Cuando en XFS se habla de "grande" nos referimos al orden de varios cientos de gigas, o incluso de terabyte(s). Una película avi no es "grande" en ese sentido, y se puede almacenar eficientemente en cualquier fs.

 *Quote:*   

> te recomiendo que hagas 2 particiones en la unidad, una chica, bien chica, con el driver para win2 y mac del fs que usas en la unidad, y la otra para el backup en si. y listo, ahi vas a poder hacer lo que quieras en cualquier pc

 

No se si la cosa habrá cambiado con Vista o 7, pero al menos la última vez que probé en XP, el SO no reconocía más que la primera partición de mi pendrive USB. Lo sé porque quise hacer eso mismo que tú comentas, y me encontré con que Windows tan solo veía la primera partición, y no había forma de acceder a la otra, ya fuera con o sin driver ext3. 

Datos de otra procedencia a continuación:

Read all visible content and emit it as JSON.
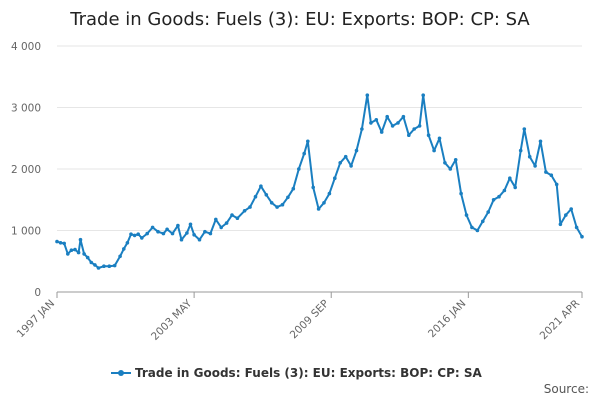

La limitación que describo afectaba a un dispositivo flash, no se si existe también para discos duros que se usan por USB. Todo es probar, pero si vas a hacerlo asegúrate al principio, no vaya a ser que desperdicies tiempo para nada.

----------

## cameta

¿A que os referis con el driver para windows?

----------

## galidor

Creo que se refieren al driver de lectura para sistemas de ficheros ext2/3 en windows.

Por otro lado, acabo de cerrar un hilo donde pedía ayuda para automatizar copias de seguridad en discos externos.

https://forums.gentoo.org/viewtopic-t-820882.html

Quizá te sirva de ayuda. El script que gasto utiliza rsync por debajo y también podría dejarlo por aquí.

Un saludo.

----------

## cameta

Pues hare esto:

Una partición de 10 gigas NTFS por si deseo copiar algo de un windows y no tengo/puedo instalar el driver

El resto ext3.

¿Algun driver recomendable?

http://www.fs-driver.org/

Supongo que esto debe de ir bién

----------

## the incredible hurd

 *cameta wrote:*   

> 
> 
> El resto ext3.
> 
> ¿Algun driver recomendable?
> ...

 

sys-fs/ntfs3g soporta la lectura/escritura en ntfs perfectamente y http://www.fs-driver.org/ no soporta journaling. Es imposible hacer comprender al kernel de windows ese concepto, por lo que sé.

Si tienes sistemas windows, todo en ntfs y con ntfs3g, es lo menos problemático a simple vista   :Twisted Evil: 

----------

## cameta

Gracias. Cuando tenga un rato me montaré la cosa.

----------